HON. THOMAS H. SCUCCIMARRA
Judge of the Court of Claims




[1]Identifying information has been deleted to protect confidentiality.
[2] Judge Fitzpatrick stated: "The purpose of the office, according to both executive orders, is to investigate complaints in an effort to prevent fraud, abuse, and corruption in State agencies, departments, and divisions."
[3] The State may be liable for the use of excessive force by its correction officer employees upon inmates in the custody of the New York State Department of Correctional Services under the doctrine of respondeat superior.
[4] Bartender's assault on plaintiff/customer found to have been in furtherance of his employer's interest rendering employer vicariously liable.

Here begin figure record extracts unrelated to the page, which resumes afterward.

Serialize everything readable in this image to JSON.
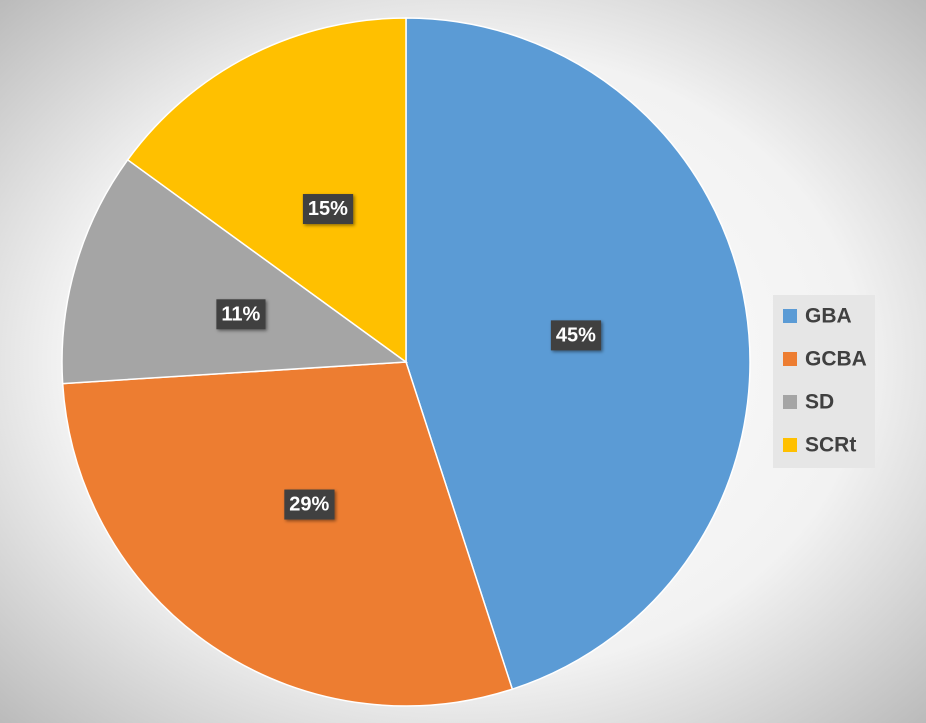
{
  "chart_data": {
    "type": "pie",
    "categories": [
      "GBA",
      "GCBA",
      "SD",
      "SCRt"
    ],
    "values": [
      45,
      29,
      11,
      15
    ],
    "value_labels": [
      "45%",
      "29%",
      "11%",
      "15%"
    ],
    "colors": [
      "#5b9bd5",
      "#ed7d31",
      "#a5a5a5",
      "#ffc000"
    ],
    "legend": "right"
  }
}
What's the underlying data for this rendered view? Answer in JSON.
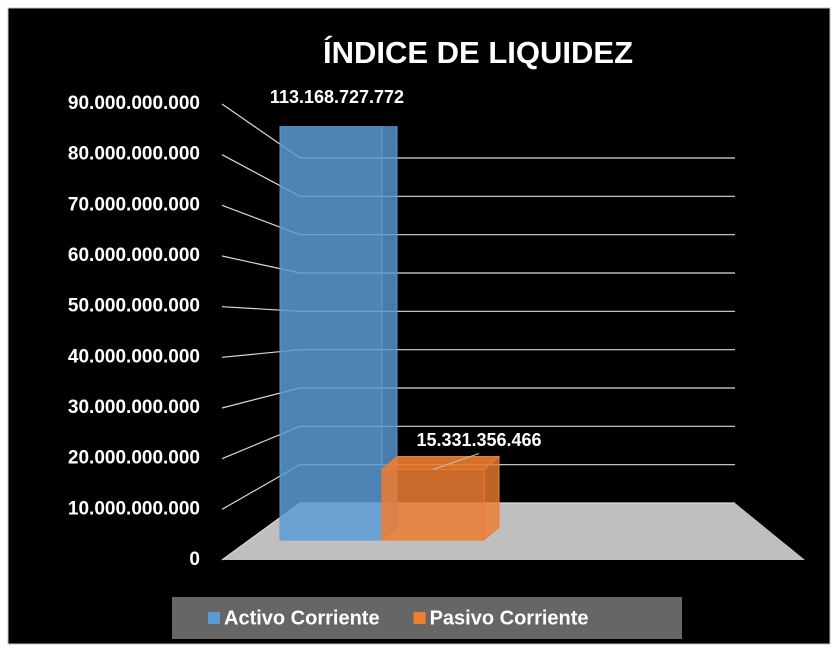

Court of Appeals reinstated jury verdict for plaintiff, finding it could not be said that there was no evidence supporting vicarious liability as a matter of law, when viewing the evidence in the light most favorable to the plaintiff. "The perpetration of the assault for either of these purposes - protecting his employer's property from further damage and the maintenance of peace and order therein - would have been pursuant to unexpressed rules and in the performance of duties enjoined upon him by his employment and in the furtherance of his employer's interests." Sims v Bergamo, supra at 535.
[5] Hospital not vicariously liable for sexual abuse of patient by orderly; summary judgment dismissing this cause of action proper.
[6] Since the bus driver's acts in sexually abusing and molesting a student passenger were clearly not in furtherance of his employer's business, and thus not committed within the scope of his employment, the bus company and the school district could not be held vicariously liable under the doctrine of respondeat superior. 793 NYS2d 170, 173.
[7] State not liable for court officer's rape of private security guard, and also not liable if the acts were consensual, since employee clearly not acting within scope of employment but rather for his own purposes. Summary judgment dismissing should have been granted; also dismissed with respect to apparent authority.
[8] Indeed, the Defendant summarily states "The only viable cause of action is that of negligent hiring and/or retention of Mr. H. As such, the State does not contest the potential relevancy of certain records (as to the element of notice and as to determining the requisite qualified immunity under the Mon/Haddock test) (sic)." [See Affirmation in Partial Support by Gail P. Pierce Siponen, ¶ 4].
[9] State trooper fabricated fingerprint evidence.
[10] Staff member raped resident at detention center.
[11] Off-duty correction officer shot Claimant.
[12] State park seasonal employees assaulted visitor.
[13] Village police officer beat plaintiff with excessive force, arrested him on false charges, and initiated a criminal prosecution based upon false charges.

[14]Thus, in Detone v Bullit Courier Service, Inc., supra a courier employed by defendant rode his bicycle into the plaintiff. Plaintiff reacted by swinging a bag at him. The cyclist then struck plaintiff in the head, knocking him unconscious, and causing him to fall and hit his head on the pavement, suffering severe neurological impairment. The jury dismissed the cause of action against the employer premised on vicarious liability, but found that the employer was directly liable for the negligent hiring and retention of the employee. The Appellate Division then reversed the jury verdict for plaintiff saying: "The evidence before the jury arguably relevant to the issue of . . .[the employer's] negligence in hiring . . . [the courier] indicated that . . . [the courier] had, on two occasions prior to the incident with plaintiff, been either fired or laid off by . . . [the employer]. There was no evidence as to what caused

[15] Civil Practice Law and Rules §105(u) indicates that ". . . [a] ‘verified pleading' may be utilized as an affidavit whenever the latter is required."